Why is Concrete Used Instead of Cement in Construction Projects?
Cement has a number of uses in construction, but concrete is the material of choice when building structures, sidewalks and parking lots. It comes down to one thing – durability.
Concrete is much more durable than cement. The presence of aggregate fortifies the concrete from cracking, which is something cement has trouble with. The silicas inside cement are tough, but they can’t handle the kind of compressive forces that concrete can. Cracks start small, but they eventually add up to total material failure.
Concrete can also be made tougher with steel – specifically rebar. Reinforced concrete provides excellent compressive and tension strength, ensuring it stands up even during major natural disasters.
Concrete Doesn't Dry - It Cures
As it turns out, there’s a lot of confusion regarding concrete-related terms. The mix-up between concrete and cement is one – another is confusing drying and curing.
Most people assume that concrete dries, but it doesn’t. Instead, it cures.
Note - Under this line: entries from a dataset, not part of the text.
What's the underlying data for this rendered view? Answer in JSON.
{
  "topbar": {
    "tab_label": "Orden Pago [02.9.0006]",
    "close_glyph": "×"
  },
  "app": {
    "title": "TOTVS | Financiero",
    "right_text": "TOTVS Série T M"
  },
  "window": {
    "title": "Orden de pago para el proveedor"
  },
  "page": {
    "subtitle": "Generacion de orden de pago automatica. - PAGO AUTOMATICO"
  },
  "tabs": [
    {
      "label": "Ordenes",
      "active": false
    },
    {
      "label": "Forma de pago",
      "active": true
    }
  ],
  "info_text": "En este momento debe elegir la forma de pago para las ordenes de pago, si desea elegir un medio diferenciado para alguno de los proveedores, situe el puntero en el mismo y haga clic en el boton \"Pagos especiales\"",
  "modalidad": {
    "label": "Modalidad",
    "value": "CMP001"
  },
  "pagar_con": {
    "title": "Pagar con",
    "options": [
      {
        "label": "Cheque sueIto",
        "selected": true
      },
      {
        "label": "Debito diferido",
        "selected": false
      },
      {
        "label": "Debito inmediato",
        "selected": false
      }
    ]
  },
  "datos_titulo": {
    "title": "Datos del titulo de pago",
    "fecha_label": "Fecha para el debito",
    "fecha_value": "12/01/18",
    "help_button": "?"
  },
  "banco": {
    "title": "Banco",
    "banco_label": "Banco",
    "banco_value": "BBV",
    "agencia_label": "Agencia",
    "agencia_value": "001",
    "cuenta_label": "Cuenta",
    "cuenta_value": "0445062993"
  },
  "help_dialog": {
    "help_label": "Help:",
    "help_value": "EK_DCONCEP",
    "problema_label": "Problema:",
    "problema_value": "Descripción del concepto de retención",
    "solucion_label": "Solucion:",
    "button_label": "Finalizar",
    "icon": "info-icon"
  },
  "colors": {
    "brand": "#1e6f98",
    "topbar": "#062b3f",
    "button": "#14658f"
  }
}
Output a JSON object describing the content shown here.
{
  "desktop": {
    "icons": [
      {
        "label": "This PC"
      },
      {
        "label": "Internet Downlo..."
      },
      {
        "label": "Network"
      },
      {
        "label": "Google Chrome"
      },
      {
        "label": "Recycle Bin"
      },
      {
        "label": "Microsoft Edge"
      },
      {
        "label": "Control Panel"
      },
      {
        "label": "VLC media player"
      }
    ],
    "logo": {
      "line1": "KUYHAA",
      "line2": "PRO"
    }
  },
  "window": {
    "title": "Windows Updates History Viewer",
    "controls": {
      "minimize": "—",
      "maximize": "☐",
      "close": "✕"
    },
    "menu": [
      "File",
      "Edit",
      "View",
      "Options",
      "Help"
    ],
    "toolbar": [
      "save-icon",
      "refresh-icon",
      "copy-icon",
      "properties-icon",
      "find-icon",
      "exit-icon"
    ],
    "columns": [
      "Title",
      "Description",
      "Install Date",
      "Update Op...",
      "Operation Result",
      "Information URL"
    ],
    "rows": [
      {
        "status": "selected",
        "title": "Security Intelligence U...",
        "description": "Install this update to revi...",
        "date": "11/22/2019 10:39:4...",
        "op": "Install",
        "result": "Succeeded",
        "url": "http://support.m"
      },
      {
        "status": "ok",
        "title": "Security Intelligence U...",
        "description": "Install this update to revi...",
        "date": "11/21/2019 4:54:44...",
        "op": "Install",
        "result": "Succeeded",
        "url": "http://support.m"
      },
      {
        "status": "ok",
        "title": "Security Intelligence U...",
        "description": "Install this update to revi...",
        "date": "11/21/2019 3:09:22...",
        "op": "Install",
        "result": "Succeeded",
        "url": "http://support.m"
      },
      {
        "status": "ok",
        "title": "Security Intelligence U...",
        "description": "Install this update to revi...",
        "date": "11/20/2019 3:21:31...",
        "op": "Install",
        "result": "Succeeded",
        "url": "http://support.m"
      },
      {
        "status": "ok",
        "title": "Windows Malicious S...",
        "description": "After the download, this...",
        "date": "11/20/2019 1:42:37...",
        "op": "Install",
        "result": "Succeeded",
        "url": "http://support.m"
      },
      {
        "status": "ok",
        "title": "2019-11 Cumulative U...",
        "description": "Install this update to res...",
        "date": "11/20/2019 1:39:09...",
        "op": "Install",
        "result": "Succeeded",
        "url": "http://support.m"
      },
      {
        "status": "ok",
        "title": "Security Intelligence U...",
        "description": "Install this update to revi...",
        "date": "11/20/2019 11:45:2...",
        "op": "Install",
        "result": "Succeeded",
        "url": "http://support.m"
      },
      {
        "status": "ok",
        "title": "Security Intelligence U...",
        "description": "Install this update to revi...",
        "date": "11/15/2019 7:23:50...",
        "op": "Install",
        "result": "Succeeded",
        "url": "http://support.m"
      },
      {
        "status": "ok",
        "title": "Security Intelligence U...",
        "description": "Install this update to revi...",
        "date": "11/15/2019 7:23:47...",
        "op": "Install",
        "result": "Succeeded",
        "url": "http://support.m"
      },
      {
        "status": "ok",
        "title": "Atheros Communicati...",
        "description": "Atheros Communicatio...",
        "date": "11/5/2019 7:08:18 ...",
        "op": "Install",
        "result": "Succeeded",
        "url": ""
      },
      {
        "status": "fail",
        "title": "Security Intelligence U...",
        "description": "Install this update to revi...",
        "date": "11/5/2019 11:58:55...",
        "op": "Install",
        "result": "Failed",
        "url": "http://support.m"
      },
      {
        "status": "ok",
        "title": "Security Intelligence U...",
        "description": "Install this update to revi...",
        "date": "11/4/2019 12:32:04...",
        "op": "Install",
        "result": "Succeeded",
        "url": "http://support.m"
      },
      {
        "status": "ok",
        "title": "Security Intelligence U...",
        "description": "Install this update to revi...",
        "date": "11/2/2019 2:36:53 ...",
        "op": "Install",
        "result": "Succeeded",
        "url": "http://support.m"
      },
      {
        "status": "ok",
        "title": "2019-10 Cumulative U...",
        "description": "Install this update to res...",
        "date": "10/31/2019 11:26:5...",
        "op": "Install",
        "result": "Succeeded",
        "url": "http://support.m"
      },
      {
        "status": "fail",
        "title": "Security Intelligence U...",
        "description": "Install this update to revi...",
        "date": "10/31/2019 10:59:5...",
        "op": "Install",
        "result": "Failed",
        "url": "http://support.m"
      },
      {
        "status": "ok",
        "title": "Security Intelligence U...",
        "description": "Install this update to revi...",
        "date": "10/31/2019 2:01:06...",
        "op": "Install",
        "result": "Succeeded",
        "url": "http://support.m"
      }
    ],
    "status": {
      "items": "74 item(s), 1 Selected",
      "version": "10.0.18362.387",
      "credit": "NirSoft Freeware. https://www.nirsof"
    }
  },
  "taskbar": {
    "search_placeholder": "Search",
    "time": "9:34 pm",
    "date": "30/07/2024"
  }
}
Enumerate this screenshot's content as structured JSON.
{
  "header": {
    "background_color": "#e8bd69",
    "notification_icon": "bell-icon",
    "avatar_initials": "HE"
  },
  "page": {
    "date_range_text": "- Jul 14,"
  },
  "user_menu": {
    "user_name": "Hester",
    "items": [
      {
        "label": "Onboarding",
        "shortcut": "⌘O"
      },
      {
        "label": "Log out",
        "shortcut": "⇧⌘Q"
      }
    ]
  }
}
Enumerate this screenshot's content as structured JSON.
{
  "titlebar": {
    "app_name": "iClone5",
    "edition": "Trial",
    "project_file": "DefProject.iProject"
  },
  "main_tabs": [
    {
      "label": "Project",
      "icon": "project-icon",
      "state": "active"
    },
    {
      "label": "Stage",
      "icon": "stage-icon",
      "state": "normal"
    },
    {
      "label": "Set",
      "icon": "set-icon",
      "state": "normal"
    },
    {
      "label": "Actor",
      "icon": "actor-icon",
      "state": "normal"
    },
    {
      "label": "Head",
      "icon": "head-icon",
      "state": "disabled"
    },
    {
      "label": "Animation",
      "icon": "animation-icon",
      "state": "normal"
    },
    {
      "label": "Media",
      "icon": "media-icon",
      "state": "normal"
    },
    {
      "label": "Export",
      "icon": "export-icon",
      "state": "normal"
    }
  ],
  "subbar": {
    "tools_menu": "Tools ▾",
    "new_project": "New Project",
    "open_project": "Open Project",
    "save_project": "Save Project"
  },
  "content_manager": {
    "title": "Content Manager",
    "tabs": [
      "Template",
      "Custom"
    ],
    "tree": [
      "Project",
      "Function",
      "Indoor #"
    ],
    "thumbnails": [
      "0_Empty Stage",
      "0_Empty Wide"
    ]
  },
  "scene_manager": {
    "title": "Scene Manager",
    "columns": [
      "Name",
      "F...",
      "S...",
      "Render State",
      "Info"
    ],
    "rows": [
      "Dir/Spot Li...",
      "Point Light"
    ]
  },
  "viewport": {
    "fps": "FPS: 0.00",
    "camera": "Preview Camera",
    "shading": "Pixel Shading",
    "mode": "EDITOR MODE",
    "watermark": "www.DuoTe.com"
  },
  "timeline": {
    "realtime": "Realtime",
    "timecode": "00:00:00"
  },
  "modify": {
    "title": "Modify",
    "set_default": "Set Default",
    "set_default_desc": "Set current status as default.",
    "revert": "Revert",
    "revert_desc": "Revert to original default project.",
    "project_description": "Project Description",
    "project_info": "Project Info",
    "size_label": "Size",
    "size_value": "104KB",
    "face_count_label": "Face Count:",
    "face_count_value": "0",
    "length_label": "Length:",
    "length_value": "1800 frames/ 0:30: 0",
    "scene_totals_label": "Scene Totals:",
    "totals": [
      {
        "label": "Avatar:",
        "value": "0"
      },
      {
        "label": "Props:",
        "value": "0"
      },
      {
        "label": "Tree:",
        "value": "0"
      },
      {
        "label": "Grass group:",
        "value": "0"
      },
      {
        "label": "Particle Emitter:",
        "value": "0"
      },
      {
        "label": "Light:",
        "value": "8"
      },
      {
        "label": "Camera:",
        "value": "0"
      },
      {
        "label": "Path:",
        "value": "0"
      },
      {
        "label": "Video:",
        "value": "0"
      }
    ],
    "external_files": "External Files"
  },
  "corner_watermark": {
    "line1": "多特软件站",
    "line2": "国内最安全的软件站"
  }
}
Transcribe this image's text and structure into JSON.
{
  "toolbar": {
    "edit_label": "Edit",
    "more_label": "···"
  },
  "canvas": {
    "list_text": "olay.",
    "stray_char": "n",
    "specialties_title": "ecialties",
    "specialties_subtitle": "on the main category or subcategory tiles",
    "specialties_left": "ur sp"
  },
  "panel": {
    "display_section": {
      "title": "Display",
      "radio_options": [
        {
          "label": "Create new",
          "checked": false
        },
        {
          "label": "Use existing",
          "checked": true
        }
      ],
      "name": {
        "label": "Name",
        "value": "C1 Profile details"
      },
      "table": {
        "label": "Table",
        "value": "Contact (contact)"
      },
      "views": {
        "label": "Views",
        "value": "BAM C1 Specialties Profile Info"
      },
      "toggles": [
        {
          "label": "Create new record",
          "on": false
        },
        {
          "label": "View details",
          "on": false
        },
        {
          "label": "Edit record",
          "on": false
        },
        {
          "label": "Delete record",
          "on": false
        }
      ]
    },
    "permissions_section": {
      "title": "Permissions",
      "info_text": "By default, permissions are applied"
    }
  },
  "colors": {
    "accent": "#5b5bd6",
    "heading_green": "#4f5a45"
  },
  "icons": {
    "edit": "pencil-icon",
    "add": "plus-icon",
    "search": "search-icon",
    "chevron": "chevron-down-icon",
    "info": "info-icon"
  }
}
What’s the difference?
- Drying – When a material dries, the free water content inside the material evaporates off. The interaction between the material and the water may be minimal prior to and during the drying process. Most materials dry – they don’t cure.
- Curing – Some materials, including concrete, do cure. During the curing process, water doesn’t evaporate, but reacts with the concrete instead. Specifically, hydrating the concrete allows calcium silicate hydrate bonds to form inside it, strengthening its internal structure. This process never completely stops, but it’s most active for the first few days after the concrete is hydrated.
Curing is a critical part of the concrete-setting process. It greatly improves the concrete’s durability, and the longer it’s facilitated, the stronger the concrete will be. In addition to time, it’s important to nail the ratio between cement and water. Too much water will compromise the concrete’s structure and could result in surface flaking. Too little water and bond formation will end before the concrete is of adequate strength.